Caveau funéraire petite chapelle

par malinette, le 17/09/2017 à 18:49 - 1222 visites

Bonjour,

Les personnes qui faisaient construire des petites chapelles comme caveaux funéraires à la fin XIXeme début XXeme que l'on voit notamment en nombre au Père Lachaise, cimetière parisien de Pantin ....avaient t-elles ont une origine sociale particulière ?
Où peut-on trouver des informations sur ce type d'édifice ?
Merci pour votre réponse

Réponse du Guichet du savoir

par gds_db, le 19/09/2017 à 11:18

Bonjour,

Il semble que l'histoire de ces chapelles funéraires reste à écrire !
On trouve ici et là quelques allusions aux familles bourgeoises enrichies sous l'ère industrielle et à la noblesse qui dressent ces édifices sur leur caveau familial dans les nouveaux cimetières du XIXe siècle, mais pas de réelle étude sociologique sur les commanditaires de ces chapelles.

Au Moyen-Âge et sous l'Ancien-Régime, les nobles et membres du clergé sont enterrés dans des lieux sacrés, les chapelles funéraires privées ou les chapelles latérales au sein des églises alors que les autres défunts sont inhumés dans les cimetières qui jouxtent les églises ou dans des fosses communes.
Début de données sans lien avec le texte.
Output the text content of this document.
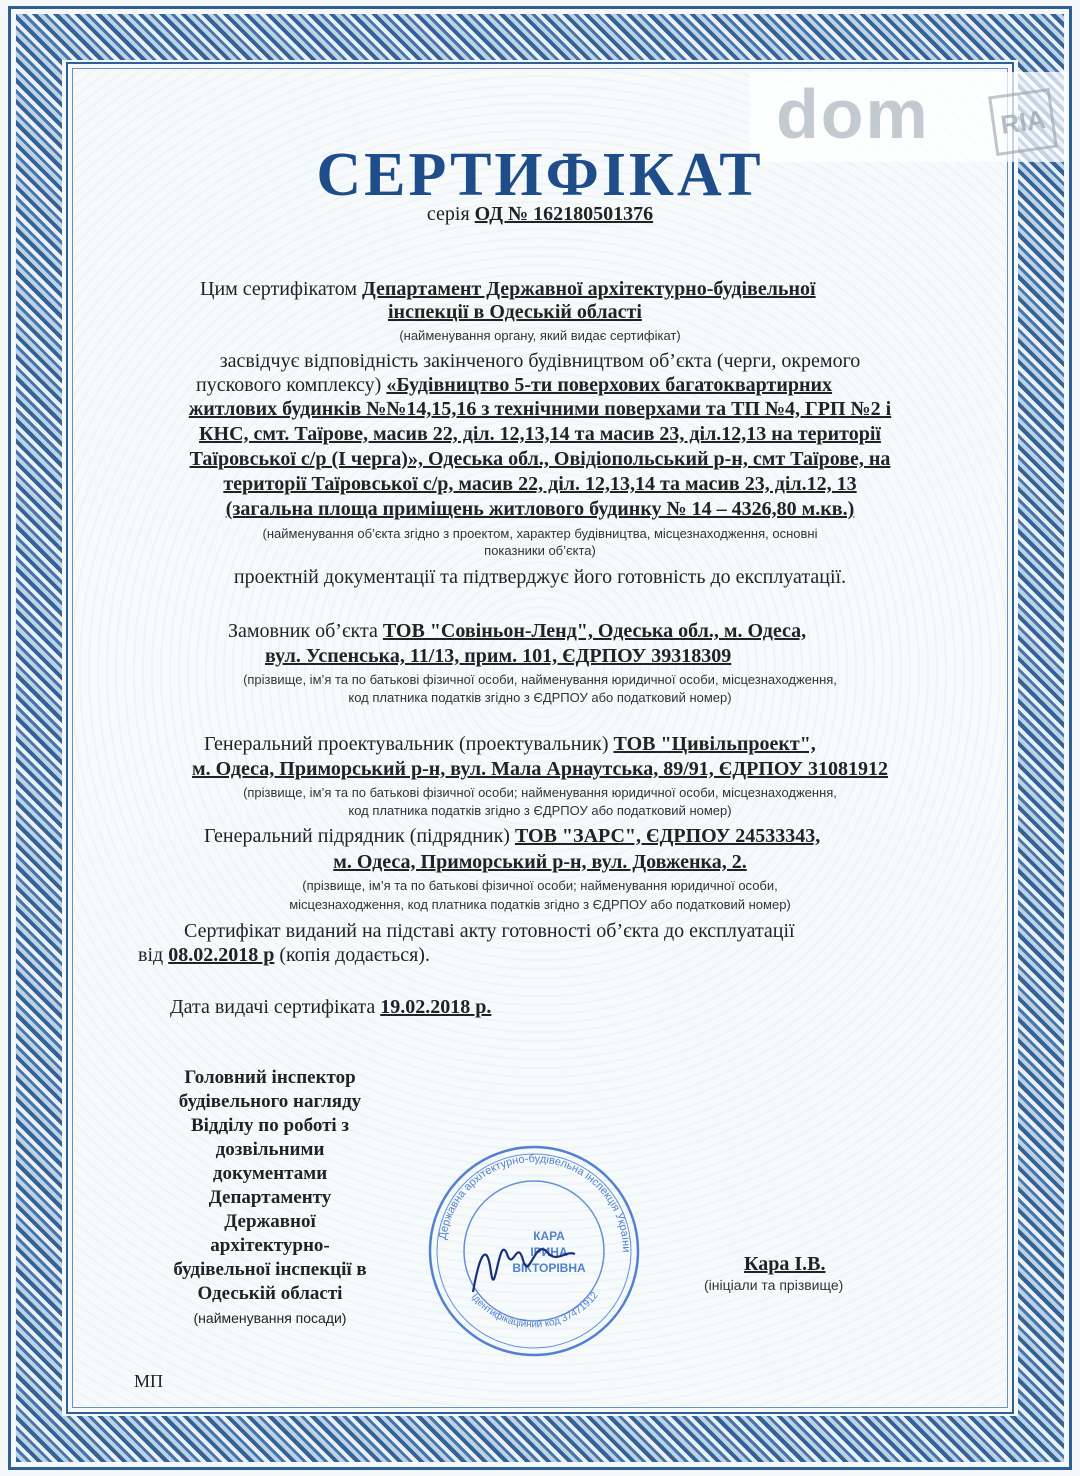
dom	RIA
СЕРТИФІКАТ
серія ОД № 162180501376
Цим сертифікатом Департамент Державної архітектурно-будівельної
інспекції в Одеській області
(найменування органу, який видає сертифікат)
засвідчує відповідність закінченого будівництвом об’єкта (черги, окремого
пускового комплексу) «Будівництво 5-ти поверхових багатоквартирних
житлових будинків №№14,15,16 з технічними поверхами та ТП №4, ГРП №2 і
КНС, смт. Таїрове, масив 22, діл. 12,13,14 та масив 23, діл.12,13 на території
Таїровської с/р (І черга)», Одеська обл., Овідіопольський р-н, смт Таїрове, на
території Таїровської с/р, масив 22, діл. 12,13,14 та масив 23, діл.12, 13
(загальна площа приміщень житлового будинку № 14 – 4326,80 м.кв.)
(найменування об’єкта згідно з проектом, характер будівництва, місцезнаходження, основні
показники об’єкта)
проектній документації та підтверджує його готовність до експлуатації.
Замовник об’єкта ТОВ "Совіньон-Ленд", Одеська обл., м. Одеса,
вул. Успенська, 11/13, прим. 101, ЄДРПОУ 39318309
(прізвище, ім’я та по батькові фізичної особи, найменування юридичної особи, місцезнаходження,
код платника податків згідно з ЄДРПОУ або податковий номер)
Генеральний проектувальник (проектувальник) ТОВ "Цивільпроект",
м. Одеса, Приморський р-н, вул. Мала Арнаутська, 89/91, ЄДРПОУ 31081912
(прізвище, ім’я та по батькові фізичної особи; найменування юридичної особи, місцезнаходження,
код платника податків згідно з ЄДРПОУ або податковий номер)
Генеральний підрядник (підрядник) ТОВ "ЗАРС", ЄДРПОУ 24533343,
м. Одеса, Приморський р-н, вул. Довженка, 2.
(прізвище, ім’я та по батькові фізичної особи; найменування юридичної особи,
місцезнаходження, код платника податків згідно з ЄДРПОУ або податковий номер)
Сертифікат виданий на підставі акту готовності об’єкта до експлуатації
від 08.02.2018 р (копія додається).
Дата видачі сертифіката 19.02.2018 р.
Головний інспектор
будівельного нагляду
Відділу по роботі з
дозвільними
документами
Департаменту
Державної
архітектурно-
будівельної інспекції в
Одеській області
(найменування посади)
Державна архітектурно-будівельна інспекція України
Ідентифікаційний код 37471912
КАРА
ІРИНА
ВІКТОРІВНА	Кара І.В.
(ініціали та прізвище)
МП
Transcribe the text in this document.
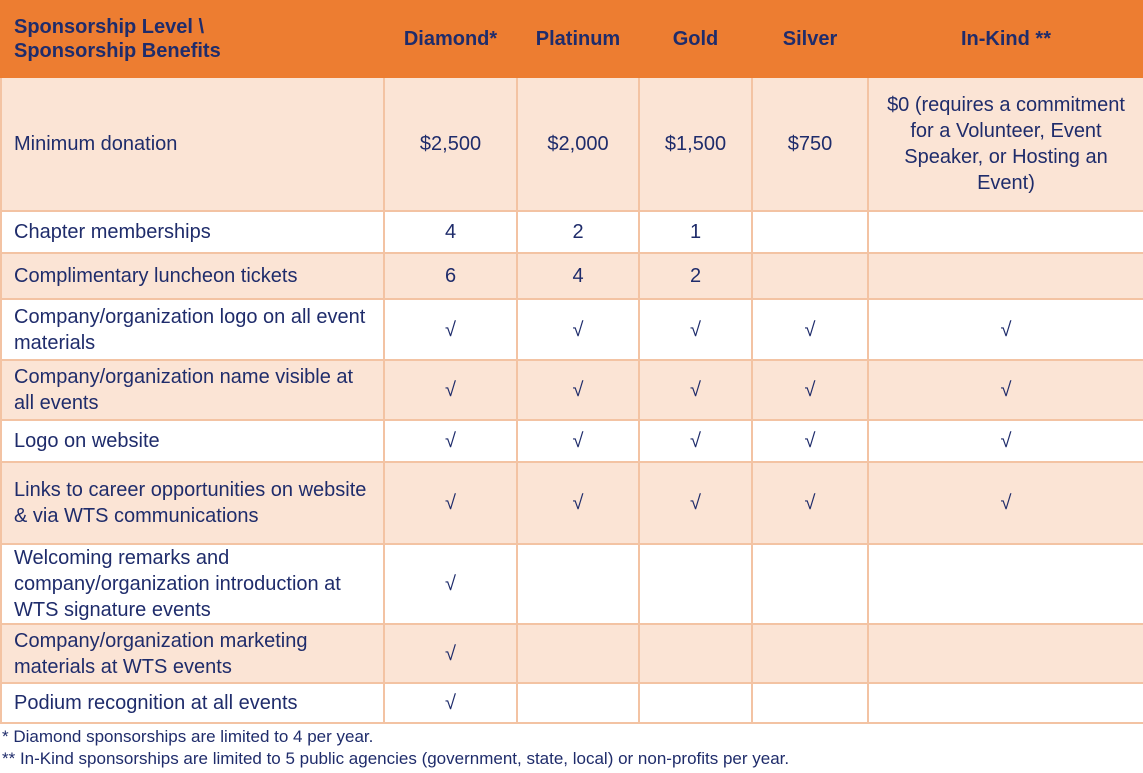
Sponsorship Level \
Sponsorship Benefits	Diamond*	Platinum	Gold	Silver	In-Kind **
Minimum donation	$2,500	$2,000	$1,500	$750	$0 (requires a commitment for a Volunteer, Event Speaker, or Hosting an Event)
Chapter memberships	4	2	1		
Complimentary luncheon tickets	6	4	2		
Company/organization logo on all event materials	√	√	√	√	√
Company/organization name visible at all events	√	√	√	√	√
Logo on website	√	√	√	√	√
Links to career opportunities on website & via WTS communications	√	√	√	√	√
Welcoming remarks and company/organization introduction at WTS signature events	√				
Company/organization marketing materials at WTS events	√				
Podium recognition at all events	√				

* Diamond sponsorships are limited to 4 per year.

** In-Kind sponsorships are limited to 5 public agencies (government, state, local) or non-profits per year.
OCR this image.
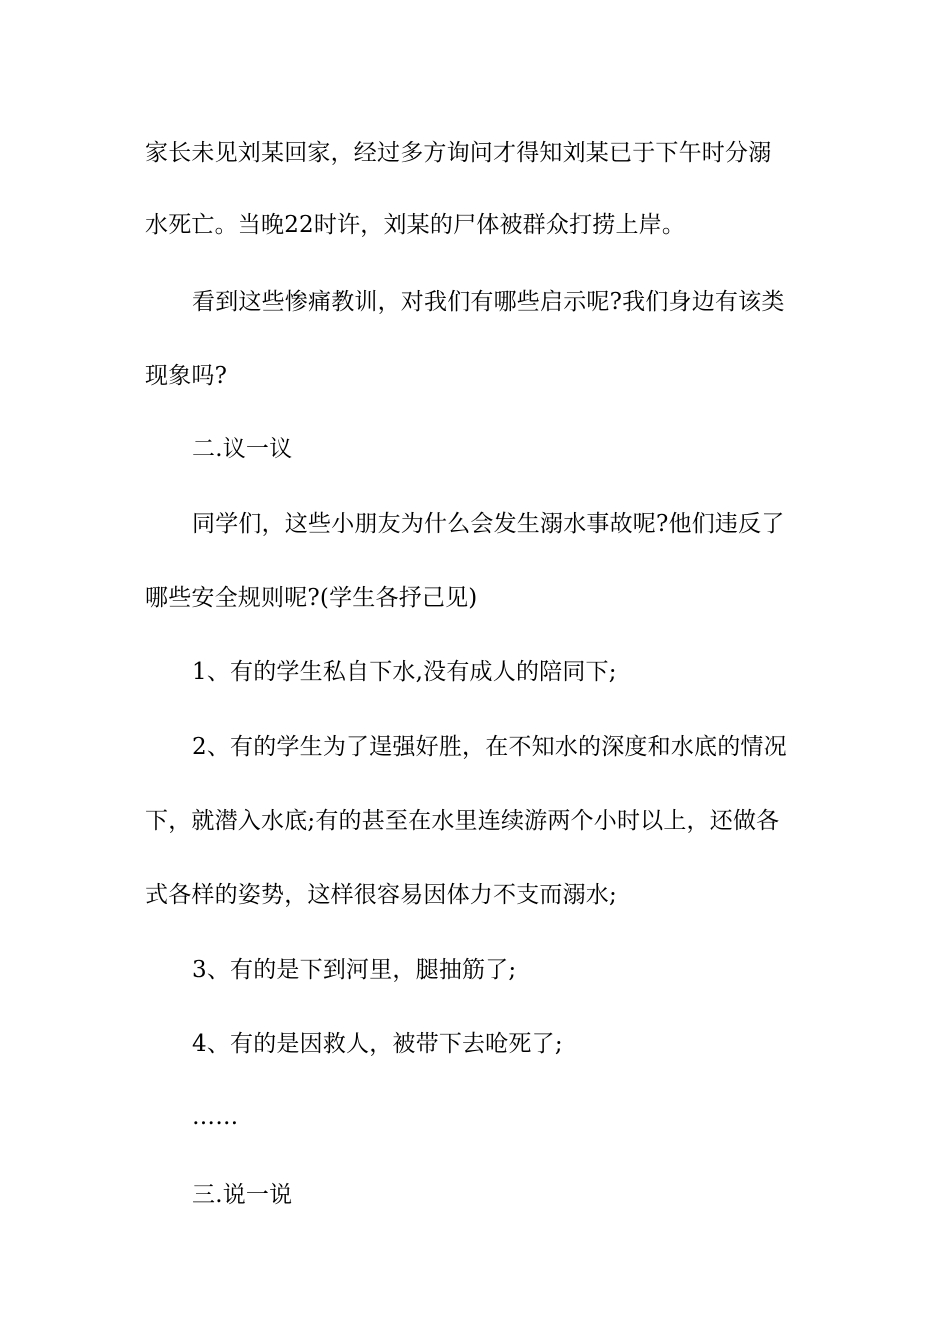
家长未见刘某回家，经过多方询问才得知刘某已于下午时分溺
水死亡。当晚22时许，刘某的尸体被群众打捞上岸。
看到这些惨痛教训，对我们有哪些启示呢?我们身边有该类
现象吗?
二.议一议
同学们，这些小朋友为什么会发生溺水事故呢?他们违反了
哪些安全规则呢?(学生各抒己见)
1、有的学生私自下水,没有成人的陪同下;
2、有的学生为了逞强好胜，在不知水的深度和水底的情况
下，就潜入水底;有的甚至在水里连续游两个小时以上，还做各
式各样的姿势，这样很容易因体力不支而溺水;
3、有的是下到河里，腿抽筋了;
4、有的是因救人，被带下去呛死了;
……
三.说一说
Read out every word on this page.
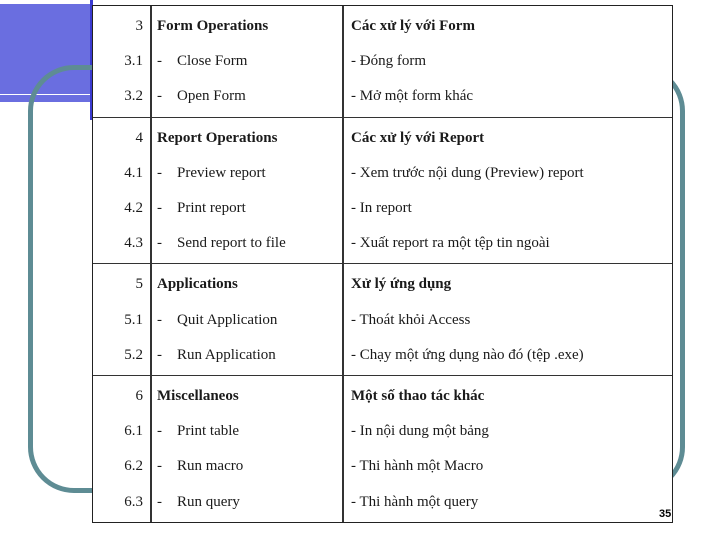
3 Form Operations	Các xử lý với Form
3.1 - Close Form	- Đóng form
3.2 - Open Form	- Mở một form khác
4 Report Operations	Các xử lý với Report
4.1 - Preview report	- Xem trước nội dung (Preview) report
4.2 - Print report	- In report
4.3 - Send report to file	- Xuất report ra một tệp tin ngoài
5 Applications	Xử lý ứng dụng
5.1 - Quit Application	- Thoát khỏi Access
5.2 - Run Application	- Chạy một ứng dụng nào đó (tệp .exe)
6 Miscellaneos	Một số thao tác khác
6.1 - Print table	- In nội dung một bảng
6.2 - Run macro	- Thi hành một Macro
6.3 - Run query	- Thi hành một query
35
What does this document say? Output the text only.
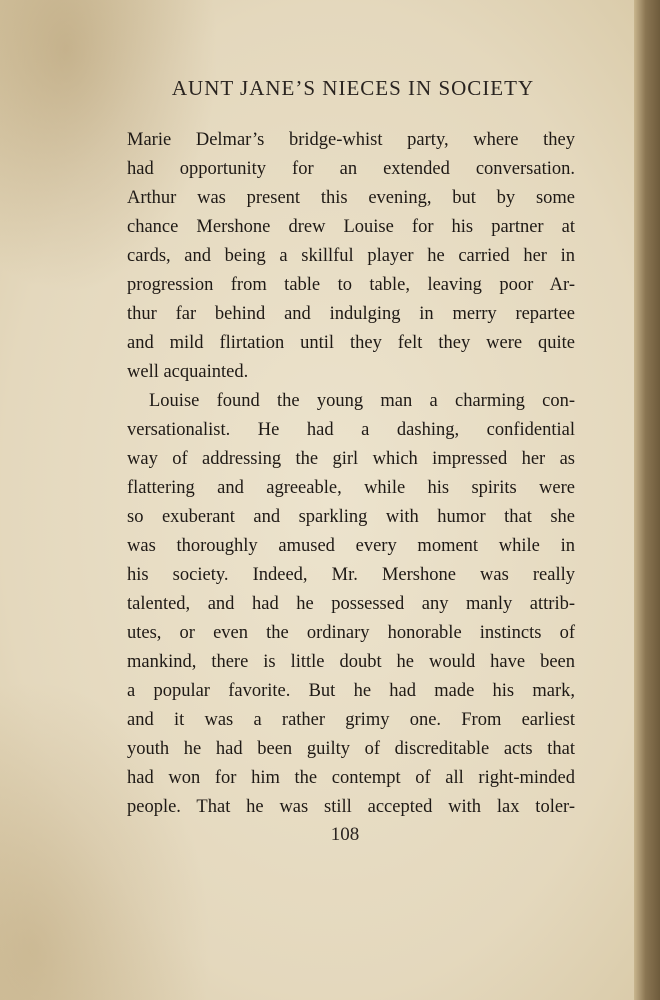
AUNT JANE’S NIECES IN SOCIETY
Marie Delmar’s bridge-whist party, where they
had opportunity for an extended conversation.
Arthur was present this evening, but by some
chance Mershone drew Louise for his partner at
cards, and being a skillful player he carried her in
progression from table to table, leaving poor Ar-
thur far behind and indulging in merry repartee
and mild flirtation until they felt they were quite
well acquainted.
Louise found the young man a charming con-
versationalist. He had a dashing, confidential
way of addressing the girl which impressed her as
flattering and agreeable, while his spirits were
so exuberant and sparkling with humor that she
was thoroughly amused every moment while in
his society. Indeed, Mr. Mershone was really
talented, and had he possessed any manly attrib-
utes, or even the ordinary honorable instincts of
mankind, there is little doubt he would have been
a popular favorite. But he had made his mark,
and it was a rather grimy one. From earliest
youth he had been guilty of discreditable acts that
had won for him the contempt of all right-minded
people. That he was still accepted with lax toler-
108
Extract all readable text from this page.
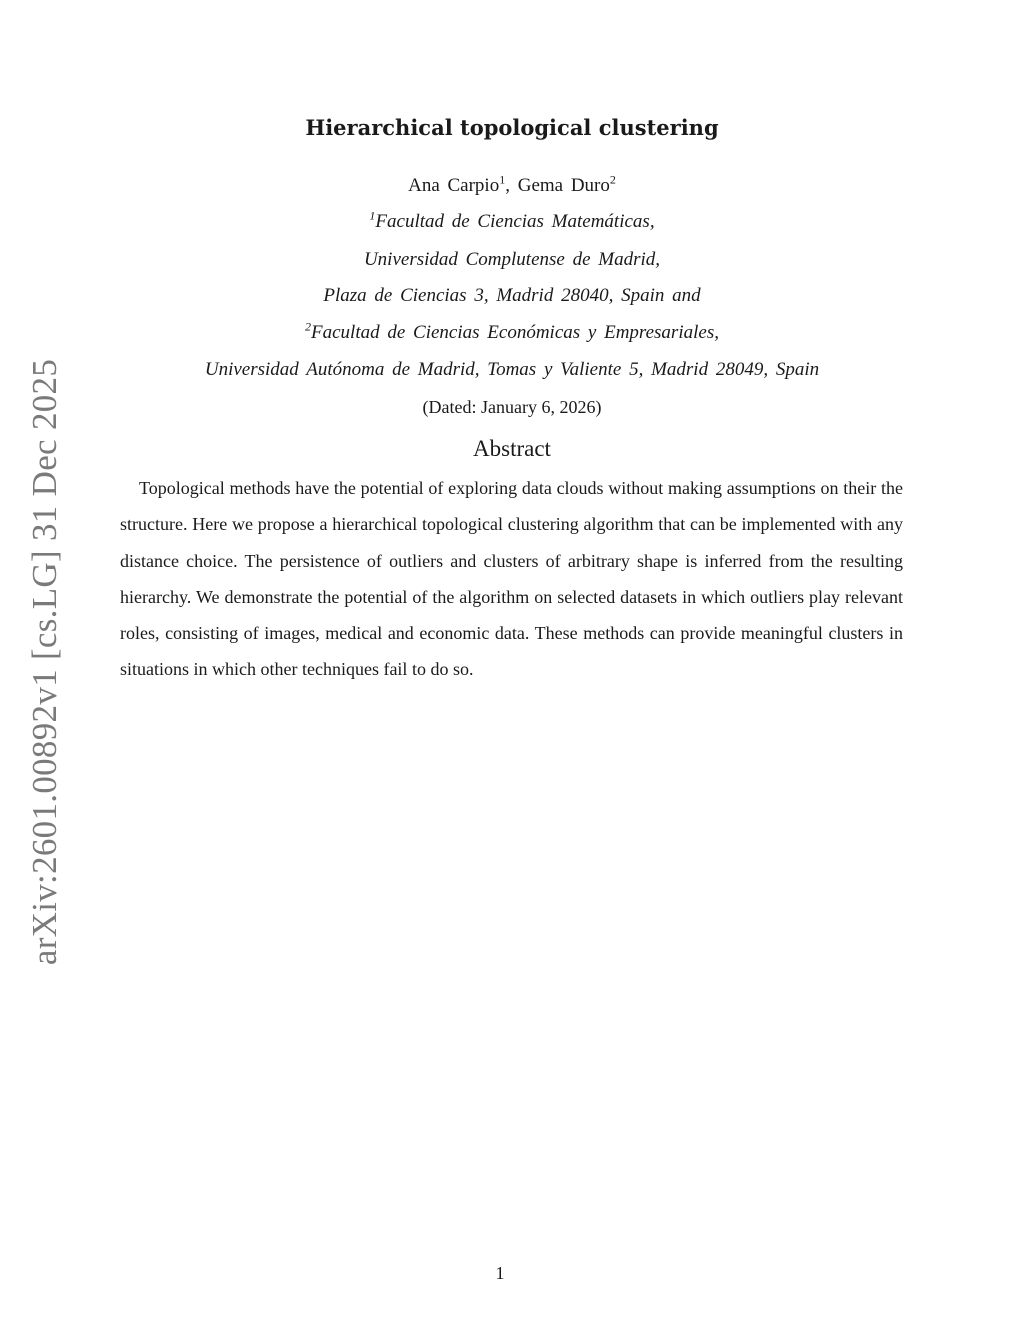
arXiv:2601.00892v1 [cs.LG] 31 Dec 2025
Hierarchical topological clustering
Ana Carpio$^1$, Gema Duro$^2$
$^1$Facultad de Ciencias Matemáticas,
Universidad Complutense de Madrid,
Plaza de Ciencias 3, Madrid 28040, Spain and
$^2$Facultad de Ciencias Económicas y Empresariales,
Universidad Autónoma de Madrid, Tomas y Valiente 5, Madrid 28049, Spain
(Dated: January 6, 2026)
Abstract

Topological methods have the potential of exploring data clouds without making assumptions on their the structure. Here we propose a hierarchical topological clustering algorithm that can be implemented with any distance choice. The persistence of outliers and clusters of arbitrary shape is inferred from the resulting hierarchy. We demonstrate the potential of the algorithm on selected datasets in which outliers play relevant roles, consisting of images, medical and economic data. These methods can provide meaningful clusters in situations in which other techniques fail to do so.

1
Le 1er mars 1776, le roi signa une déclaration interdisant désormais les inhumations dans les églises et les chapelles (à l'exception des hommes d’Église et des familles fondatrices) et demandant l'agrandissement des cimetières ou leur transfert à l’écart des habitations pour des raisons de salubrité et d'hygiène publiques.
Les cimetières tels que nous les connaissons aujourd'hui, à la périphérie des villes, sont donc nés au tournant des XVIIIe et XIXe siècle. L'art funéraire (et notamment les petites chapelles que vous mentionnez, inspirées des églises gothiques médiévales) se développe fin XIXe, avec un changement des mentalités induisant un certain retour à la spiritualité et davantage de considération pour les défunts :

"La relation affective entre le disparu et le survivant est devenue essentielle et le cimetière est alors un lieu de visite complètement intégré dans la vie sociale. Au long du XIXe siècle et pendant la première moitié du XXe siècle, les cimetières ont bénéficié d'une part de terrains vastes et d'autre part de la richesse que la bourgeoisie a pu acquérir grâce à l'industrialisation. Surface disponible, moyens financiers des grands capitaines d'industrie, permanence garantie, tels sont les ingrédients qui vont favoriser la commande de belles tombes et faire, des grands cimetières de villes, de Loyasse en particulier, un cimetière de riches. Partout ailleurs, les familles les plus aisées ont tendance à se regrouper, soit en bordure du mur de clôture, soit dans l'allée principale. Des architectes, des sculpteurs locaux sollicités vont y trouver l'inspiration et l'émulation, que ce soit pour les grandes tombes de famille ou pour celles de personnages célèbres. Au gré des courants artistiques vont alors apparaître pyramides, obélisques, sarcophages, chapelles néogothiques, néoromanes, néobyzantines, croix monumentales, grandes statues de pleureuses en pied, figures d'anges ailés... "
source : Bâtir la dernière demeure : patrimoine funéraire en Rhône-Alpes


Voici quelques éléments d'information complémentaires qui pourront vous intéresser :

" La déclaration royale de 1776 mit quasiment fin aux tombes concédées dans les églises. Elle en autorisait le transfert au cimetière, qui fut esquissé.
La législation contemporaine de la concession perpétuelle tire ses origines du statut de la tombe d’église d’Ancien Régime. Au sortir de la Révolution, le principe du décret du 23 Prairial an XII (12 juin 1804) est la sépulture individuelle en fosse commune d’une durée limitée à cinq ans, suivie de l’anonymat des ossuaires. Le tombeau de famille y est à peine envisagé comme une exception coûteuse pour celui qui la sollicite, autorisée au prix d’une procédure très lourde : chaque concession exigeait une ordonnance du chef de l’État prise après enquête. À noter que le tombeau de famille y est en revanche défini en tant que tel :

« article 10. Lorsque l’étendue des lieux consacrés aux inhumations le permettra, il pourra y être fait des concessions de terrains aux personnes qui désireront y posséder une place distincte et séparée pour y fonder leur sépulture et celle de leurs parens ou successeurs, et y construire des caveaux, monumens ou tombeaux ».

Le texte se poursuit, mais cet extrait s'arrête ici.